Sunday, December 21, 2008

Odd timing...

I was just cleaning out a drawer when I found a packet of photos. They were a jumble of images from as far back as my mother at 8. Many were from my parents college days. Uncanny, as I had just written about them. It was a curious window into their past. As amusing as it was as a history of their hairstyles and fashion mistakes, it did reveal a little of the life they led before I entered it. My father looked so shy and quiet, my mother so fun-loving and happy. Hawaii was the furthest my father had ever traveled from home at that time and I remember him telling me that when he first arrived he was astonished at how tall the buildings were (the tallest building in Samoa back then was 3 storys) and he wondered what was in the soil that made them grow so big. Of course, he didn't mean this literally as he was studying Soil Science, but he would sneak into buildings to ride the elevators for fun. I'm sure he marveled at the people who would need to box themselves away in the clouds, pulling them further from the warm ocean and the humming soil that housed life and the solidity of existence below. What was in the soil that made these people sleep so far from it?

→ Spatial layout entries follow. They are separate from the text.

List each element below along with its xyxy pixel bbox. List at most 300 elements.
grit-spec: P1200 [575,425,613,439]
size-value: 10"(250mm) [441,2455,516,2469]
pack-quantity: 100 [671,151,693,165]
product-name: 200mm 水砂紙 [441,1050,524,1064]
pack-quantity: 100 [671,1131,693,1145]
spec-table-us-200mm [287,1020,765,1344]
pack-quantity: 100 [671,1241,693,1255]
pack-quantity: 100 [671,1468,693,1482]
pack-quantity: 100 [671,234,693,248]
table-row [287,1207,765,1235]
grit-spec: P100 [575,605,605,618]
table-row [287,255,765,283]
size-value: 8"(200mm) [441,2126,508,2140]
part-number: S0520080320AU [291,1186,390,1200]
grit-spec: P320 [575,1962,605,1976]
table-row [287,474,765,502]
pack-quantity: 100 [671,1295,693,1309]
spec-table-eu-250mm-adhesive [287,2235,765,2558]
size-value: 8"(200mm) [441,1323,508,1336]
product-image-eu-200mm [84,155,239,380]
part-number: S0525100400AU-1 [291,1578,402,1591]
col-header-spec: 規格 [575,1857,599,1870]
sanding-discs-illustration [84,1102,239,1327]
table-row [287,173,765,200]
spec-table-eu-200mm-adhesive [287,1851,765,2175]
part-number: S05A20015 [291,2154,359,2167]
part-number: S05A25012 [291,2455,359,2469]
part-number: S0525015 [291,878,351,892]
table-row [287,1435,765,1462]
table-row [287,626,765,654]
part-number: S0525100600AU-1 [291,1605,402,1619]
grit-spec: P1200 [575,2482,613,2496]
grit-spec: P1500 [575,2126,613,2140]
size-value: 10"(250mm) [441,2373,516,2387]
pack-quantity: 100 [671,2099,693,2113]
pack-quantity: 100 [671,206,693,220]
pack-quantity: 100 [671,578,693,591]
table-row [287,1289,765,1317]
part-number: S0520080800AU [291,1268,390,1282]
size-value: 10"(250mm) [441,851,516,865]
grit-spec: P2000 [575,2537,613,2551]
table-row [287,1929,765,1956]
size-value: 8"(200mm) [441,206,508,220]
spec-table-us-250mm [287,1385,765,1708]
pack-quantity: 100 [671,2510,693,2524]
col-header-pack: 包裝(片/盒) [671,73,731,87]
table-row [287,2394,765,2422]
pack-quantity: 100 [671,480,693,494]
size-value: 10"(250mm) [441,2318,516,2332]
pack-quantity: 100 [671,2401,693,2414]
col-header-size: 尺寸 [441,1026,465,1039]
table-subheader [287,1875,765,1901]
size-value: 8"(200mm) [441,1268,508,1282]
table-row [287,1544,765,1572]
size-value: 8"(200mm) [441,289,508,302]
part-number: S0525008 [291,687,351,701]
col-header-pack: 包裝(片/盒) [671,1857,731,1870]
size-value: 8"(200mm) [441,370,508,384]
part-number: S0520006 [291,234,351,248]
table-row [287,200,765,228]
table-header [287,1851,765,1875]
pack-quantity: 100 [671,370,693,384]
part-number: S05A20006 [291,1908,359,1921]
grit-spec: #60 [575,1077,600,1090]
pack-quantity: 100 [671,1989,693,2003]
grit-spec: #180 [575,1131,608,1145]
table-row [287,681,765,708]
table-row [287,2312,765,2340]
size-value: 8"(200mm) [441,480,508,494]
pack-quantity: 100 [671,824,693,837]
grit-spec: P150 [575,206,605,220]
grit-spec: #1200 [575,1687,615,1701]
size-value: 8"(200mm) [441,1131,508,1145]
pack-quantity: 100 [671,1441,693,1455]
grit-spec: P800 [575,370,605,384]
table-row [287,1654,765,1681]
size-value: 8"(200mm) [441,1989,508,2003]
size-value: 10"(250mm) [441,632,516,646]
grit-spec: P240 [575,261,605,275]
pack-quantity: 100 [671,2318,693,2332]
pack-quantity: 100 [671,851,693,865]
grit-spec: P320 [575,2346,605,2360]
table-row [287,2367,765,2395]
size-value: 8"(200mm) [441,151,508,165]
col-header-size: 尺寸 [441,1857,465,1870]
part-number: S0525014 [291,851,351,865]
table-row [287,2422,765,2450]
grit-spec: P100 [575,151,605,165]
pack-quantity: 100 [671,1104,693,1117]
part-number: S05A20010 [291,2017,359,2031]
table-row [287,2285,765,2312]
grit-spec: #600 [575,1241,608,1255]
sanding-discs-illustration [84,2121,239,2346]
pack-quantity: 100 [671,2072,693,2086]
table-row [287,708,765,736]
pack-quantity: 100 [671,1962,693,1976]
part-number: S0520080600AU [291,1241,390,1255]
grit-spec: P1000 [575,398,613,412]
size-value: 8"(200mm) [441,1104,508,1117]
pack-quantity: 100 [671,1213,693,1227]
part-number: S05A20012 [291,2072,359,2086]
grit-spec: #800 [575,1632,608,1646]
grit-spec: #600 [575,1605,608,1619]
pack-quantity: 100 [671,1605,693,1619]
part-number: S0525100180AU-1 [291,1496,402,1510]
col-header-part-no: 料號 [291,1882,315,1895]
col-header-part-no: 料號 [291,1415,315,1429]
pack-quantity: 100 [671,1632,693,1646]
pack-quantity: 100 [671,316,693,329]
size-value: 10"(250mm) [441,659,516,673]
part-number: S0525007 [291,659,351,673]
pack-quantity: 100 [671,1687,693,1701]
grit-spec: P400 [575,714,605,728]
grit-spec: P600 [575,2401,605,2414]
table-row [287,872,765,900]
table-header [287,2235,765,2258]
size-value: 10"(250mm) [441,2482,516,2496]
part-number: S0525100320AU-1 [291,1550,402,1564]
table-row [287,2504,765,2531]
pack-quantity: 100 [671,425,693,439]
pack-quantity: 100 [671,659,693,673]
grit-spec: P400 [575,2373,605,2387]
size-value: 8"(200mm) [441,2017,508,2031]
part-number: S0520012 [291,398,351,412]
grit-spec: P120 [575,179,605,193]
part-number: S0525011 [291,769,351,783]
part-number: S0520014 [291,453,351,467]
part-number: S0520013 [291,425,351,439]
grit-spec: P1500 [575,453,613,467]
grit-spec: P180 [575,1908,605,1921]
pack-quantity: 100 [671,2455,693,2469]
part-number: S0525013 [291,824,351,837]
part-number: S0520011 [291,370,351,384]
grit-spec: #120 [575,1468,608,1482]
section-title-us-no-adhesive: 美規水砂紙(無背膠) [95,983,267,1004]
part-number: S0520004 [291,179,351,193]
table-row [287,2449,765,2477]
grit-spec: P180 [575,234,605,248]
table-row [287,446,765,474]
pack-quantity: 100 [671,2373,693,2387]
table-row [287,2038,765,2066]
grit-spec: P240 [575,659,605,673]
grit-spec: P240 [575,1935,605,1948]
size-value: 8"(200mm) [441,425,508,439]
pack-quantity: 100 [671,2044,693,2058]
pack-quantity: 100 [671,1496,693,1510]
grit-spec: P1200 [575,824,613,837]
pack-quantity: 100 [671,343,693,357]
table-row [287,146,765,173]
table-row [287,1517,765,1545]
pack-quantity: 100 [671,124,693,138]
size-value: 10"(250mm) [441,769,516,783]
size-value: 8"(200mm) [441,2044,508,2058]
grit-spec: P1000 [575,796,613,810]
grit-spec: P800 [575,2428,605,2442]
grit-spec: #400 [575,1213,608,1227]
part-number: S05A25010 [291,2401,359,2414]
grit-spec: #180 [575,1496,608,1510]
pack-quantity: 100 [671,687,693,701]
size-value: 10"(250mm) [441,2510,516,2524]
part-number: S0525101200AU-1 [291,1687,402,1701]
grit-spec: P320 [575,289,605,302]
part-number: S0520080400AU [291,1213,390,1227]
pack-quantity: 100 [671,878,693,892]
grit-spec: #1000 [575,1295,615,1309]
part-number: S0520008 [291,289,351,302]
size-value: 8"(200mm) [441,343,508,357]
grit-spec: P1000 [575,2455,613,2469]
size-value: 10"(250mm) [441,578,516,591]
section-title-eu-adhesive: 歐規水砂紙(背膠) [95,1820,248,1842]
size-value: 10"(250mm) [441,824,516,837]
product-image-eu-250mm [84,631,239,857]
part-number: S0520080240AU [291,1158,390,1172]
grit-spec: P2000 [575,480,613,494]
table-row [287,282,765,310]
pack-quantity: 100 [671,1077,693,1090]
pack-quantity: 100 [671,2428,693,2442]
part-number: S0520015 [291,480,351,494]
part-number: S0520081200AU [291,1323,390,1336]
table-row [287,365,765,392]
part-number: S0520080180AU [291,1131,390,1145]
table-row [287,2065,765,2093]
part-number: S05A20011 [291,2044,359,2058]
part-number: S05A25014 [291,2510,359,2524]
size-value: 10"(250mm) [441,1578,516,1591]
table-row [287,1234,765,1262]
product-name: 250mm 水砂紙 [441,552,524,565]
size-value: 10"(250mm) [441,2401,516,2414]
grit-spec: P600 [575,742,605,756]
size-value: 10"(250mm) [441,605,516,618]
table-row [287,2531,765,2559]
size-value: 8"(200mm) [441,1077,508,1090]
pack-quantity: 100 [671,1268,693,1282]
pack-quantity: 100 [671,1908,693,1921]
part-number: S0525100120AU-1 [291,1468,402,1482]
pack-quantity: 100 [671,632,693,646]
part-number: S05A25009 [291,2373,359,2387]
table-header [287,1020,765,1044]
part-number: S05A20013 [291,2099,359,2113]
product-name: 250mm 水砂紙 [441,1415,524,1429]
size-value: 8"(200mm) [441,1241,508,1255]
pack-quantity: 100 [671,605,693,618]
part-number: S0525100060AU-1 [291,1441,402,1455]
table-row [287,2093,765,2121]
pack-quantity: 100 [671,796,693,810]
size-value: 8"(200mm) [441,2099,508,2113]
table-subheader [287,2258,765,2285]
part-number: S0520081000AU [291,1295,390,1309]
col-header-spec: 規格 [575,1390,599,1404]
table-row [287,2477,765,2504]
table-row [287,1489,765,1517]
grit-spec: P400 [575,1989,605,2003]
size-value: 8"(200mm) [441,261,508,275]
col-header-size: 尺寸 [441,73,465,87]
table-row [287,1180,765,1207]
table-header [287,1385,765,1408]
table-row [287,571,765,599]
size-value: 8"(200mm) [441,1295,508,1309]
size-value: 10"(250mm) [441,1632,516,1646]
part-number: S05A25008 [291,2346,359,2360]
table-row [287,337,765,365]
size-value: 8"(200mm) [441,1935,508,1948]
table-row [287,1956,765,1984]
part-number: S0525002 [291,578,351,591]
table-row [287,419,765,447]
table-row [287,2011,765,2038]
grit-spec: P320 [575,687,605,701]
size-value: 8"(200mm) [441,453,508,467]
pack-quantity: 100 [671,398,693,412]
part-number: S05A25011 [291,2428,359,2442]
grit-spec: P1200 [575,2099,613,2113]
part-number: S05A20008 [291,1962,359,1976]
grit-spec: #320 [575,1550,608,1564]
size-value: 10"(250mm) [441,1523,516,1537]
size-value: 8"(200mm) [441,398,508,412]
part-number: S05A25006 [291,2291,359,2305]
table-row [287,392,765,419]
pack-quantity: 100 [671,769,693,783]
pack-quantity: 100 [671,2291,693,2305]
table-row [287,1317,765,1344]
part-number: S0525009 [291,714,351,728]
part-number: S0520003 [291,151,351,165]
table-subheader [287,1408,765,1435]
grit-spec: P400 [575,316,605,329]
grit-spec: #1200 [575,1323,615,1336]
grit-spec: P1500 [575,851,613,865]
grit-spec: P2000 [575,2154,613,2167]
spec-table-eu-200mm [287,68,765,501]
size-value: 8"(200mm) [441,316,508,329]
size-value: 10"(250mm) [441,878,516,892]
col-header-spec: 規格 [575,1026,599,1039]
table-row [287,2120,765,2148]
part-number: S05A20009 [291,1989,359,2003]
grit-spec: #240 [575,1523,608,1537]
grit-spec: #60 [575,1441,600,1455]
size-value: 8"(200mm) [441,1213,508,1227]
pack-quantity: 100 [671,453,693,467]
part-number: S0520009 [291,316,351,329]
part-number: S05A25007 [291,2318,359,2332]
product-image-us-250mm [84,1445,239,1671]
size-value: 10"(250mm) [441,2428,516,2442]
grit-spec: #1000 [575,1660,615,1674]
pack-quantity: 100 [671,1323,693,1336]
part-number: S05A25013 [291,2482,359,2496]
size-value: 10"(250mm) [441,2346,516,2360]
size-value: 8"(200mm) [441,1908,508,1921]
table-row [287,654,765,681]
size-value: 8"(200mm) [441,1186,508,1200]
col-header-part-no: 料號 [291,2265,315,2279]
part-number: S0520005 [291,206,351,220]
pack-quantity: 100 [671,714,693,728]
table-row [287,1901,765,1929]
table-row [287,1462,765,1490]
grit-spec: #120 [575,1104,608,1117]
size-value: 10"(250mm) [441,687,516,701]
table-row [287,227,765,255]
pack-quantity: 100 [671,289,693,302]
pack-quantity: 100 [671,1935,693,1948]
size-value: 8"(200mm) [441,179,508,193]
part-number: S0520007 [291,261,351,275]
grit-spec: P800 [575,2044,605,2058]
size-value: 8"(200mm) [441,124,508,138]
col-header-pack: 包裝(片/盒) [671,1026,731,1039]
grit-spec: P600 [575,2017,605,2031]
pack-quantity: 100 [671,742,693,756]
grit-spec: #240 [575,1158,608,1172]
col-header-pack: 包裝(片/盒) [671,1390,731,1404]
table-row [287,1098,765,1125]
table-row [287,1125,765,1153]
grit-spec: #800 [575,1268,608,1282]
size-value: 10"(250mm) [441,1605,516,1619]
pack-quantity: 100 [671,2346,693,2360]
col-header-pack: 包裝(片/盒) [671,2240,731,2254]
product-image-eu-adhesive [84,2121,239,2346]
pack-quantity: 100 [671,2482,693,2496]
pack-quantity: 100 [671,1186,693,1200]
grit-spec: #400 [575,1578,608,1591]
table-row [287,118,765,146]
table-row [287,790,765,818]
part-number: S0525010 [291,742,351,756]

In Samoa, all the traditional homes, called Fales, would be open and free of walls and doors. They are welcoming and most social activity occurs there. As you can see from this old photo, the roof is made of tin but originally it was all thatched plant matter, and bound together with a thick twine made from coconut husk. Whole families would live together and privacy was as rare as wine. That was before my time. Most homes now will have a fale for gatherings but a separate Western home for private living. My Grandfather was a builder and he built for his family a Western style house (concrete, separated rooms, with glass windows) but my father would sleep with his brothers in the fale out back, only a skip from the ocean. Late at night, when the sounds of the village would give way to the the songs of the tree frog, they would listen to the wind brush against the thatching and the waves press against the shore, as the scent of a fire burning low would circle their drowsy forms. What was in the soil that made these people sleep so close to it?

Fale at Saleapanga Beach, Samoa, 2001

View from my Grandfather's Fale, Utuali'i, 2001.